Couldn't at first, words were mixed up a lot. That part got better. Was scary as hell though. Like waking up in a foreign country sort of.

"Wow. I can't even imagine that. But you can sing, so you do know how to actually say words. You can sing perfectly if you just hear the music, or sometimes you don't even need it, do you? You've sung to me without it."

I hear it in my head, the music, and then words come out but I'm not thinking the words. I don't know, really. I would tell you. Singing is a different side of the brain than talking.

"It is? That's cool. And don't worry, I don't think you're like not telling me on purpose or something Asher. I was just curious, you know? I just don't get why can't you make words without music."

I don't know. Brains are complicated. Don't want to talk about talking or next week anymore. What do you want to do tonight?

"It's a secret, but Mike and Chris have liquor and a lot of people will be in their room tonight. Want to go, Mr. Award-winner?"

No. Although I've never gotten drunk.

"I did once. It doesn't take much vodka, trust me. You can replace it with water in a pinch and no one knows. You might be a lot of fun when you're drunk, but we only have one night so let's not waste it with other people."

Sounds good.

He fiddled with his fingers a moment. "I'm really nervous" he admitted.

"Me too." He looked so cute and I knew he actually was as nervous as I was. It made my butterflies just a little easier to bear. We hadn't really talked about anything about tonight but come on, we were in a hotel in Houston. If we were going to do something, tonight was the night.

"Want to watch a movie or something?" he asked, staring at me.

I scooted over and made room for him, then patted the bed. It was just an excuse to come over here and I knew it, and he knew that I knew it, but that was okay.

"Hi" he said softly, leaving a few inches between us. "Um, Asher?"

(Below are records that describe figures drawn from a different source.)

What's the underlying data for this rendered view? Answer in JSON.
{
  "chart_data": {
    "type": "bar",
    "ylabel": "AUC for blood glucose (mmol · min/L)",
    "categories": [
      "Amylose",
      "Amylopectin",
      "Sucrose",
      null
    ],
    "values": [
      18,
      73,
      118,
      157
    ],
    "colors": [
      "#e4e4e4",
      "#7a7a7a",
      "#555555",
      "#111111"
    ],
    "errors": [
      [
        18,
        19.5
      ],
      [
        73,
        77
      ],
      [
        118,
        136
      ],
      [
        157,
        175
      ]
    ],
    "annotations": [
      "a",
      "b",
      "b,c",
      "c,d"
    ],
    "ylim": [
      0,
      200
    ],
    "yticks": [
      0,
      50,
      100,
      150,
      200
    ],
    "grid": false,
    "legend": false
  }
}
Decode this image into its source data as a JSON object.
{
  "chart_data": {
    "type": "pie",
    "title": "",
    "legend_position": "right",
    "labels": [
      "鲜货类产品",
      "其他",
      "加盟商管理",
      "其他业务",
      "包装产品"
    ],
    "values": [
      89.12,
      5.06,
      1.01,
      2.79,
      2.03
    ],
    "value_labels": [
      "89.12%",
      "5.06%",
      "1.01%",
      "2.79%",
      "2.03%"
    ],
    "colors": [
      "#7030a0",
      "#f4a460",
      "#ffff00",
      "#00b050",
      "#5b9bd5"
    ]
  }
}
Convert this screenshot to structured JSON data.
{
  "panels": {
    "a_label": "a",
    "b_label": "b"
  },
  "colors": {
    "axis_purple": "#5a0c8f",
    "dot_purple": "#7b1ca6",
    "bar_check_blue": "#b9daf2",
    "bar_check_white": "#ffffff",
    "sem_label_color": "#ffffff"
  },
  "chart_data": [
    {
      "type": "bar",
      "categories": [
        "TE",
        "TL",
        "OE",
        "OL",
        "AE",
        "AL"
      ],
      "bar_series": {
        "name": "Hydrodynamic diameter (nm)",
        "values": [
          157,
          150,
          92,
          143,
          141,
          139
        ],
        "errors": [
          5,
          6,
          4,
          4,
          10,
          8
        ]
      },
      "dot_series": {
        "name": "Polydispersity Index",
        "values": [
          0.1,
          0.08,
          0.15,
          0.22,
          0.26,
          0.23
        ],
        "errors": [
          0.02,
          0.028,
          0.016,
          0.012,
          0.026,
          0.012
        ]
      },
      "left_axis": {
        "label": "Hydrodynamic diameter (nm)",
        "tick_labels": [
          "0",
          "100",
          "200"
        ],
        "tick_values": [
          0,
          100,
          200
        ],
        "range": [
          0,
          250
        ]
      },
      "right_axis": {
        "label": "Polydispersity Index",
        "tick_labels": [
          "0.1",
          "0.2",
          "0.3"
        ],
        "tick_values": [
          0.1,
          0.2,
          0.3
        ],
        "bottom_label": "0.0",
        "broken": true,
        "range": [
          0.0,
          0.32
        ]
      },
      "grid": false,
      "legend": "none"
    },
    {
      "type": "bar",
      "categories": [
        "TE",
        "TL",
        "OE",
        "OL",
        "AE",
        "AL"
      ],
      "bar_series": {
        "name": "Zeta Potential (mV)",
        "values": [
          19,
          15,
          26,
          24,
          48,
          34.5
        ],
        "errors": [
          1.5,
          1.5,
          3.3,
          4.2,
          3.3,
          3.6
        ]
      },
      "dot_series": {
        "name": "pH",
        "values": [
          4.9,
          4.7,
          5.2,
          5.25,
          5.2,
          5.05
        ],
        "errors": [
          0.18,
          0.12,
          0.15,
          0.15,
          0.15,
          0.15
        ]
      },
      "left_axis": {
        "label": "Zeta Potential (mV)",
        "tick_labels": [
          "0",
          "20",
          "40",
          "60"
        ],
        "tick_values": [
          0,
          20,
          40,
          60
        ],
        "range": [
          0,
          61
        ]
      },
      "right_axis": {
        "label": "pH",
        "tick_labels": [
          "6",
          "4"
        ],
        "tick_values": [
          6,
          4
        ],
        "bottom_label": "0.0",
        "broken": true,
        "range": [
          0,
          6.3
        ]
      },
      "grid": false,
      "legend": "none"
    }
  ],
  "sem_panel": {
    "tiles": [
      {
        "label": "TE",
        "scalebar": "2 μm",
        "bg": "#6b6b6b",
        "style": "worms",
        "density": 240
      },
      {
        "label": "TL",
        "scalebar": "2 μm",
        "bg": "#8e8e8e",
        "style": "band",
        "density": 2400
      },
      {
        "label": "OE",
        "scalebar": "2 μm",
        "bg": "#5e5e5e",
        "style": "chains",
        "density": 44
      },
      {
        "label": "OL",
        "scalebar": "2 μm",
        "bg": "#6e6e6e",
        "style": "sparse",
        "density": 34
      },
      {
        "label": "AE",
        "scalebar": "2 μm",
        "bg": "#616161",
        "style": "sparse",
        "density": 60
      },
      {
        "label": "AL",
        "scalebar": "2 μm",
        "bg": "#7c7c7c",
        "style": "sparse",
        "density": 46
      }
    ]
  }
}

I raised my eyebrows. He was adorable.

"Promise me you'll tell me if, I mean, we don't have to do anything, obviously. Shit, this isn't right. Um, it's just that IF something happens, whatever it is, I don't want to do anything you don't want to do. Right? So you have to promise to not let me push you or whatever because even though I don't know.... God I'm bad at this. I just... I'm ready for whatever. If we want, I mean you, no, well we... right? Yeah if we want to do something, that would be fine with me but ONLY if you really want to. Okay?"

I tried to put those words into coherent sentences in my head but wasn't sure if I was just hearing what I wanted to hear. In the end I decided to go with 'he doesn't want to push me into anything'. I looked over at him and nodded.

"So uh, I know 'no'" he said, signing it "but what's 'stop' or how will I know if I hurt you or do something you don't like?"

I pinched his arm. Harder than I had to.

"OW! You little shit! That is NOT stop!" He pouted then and looked adorable. "But it did get my attention I guess."

I leaned over and kissed his arm where it was turning red. You're lucky it was your arm.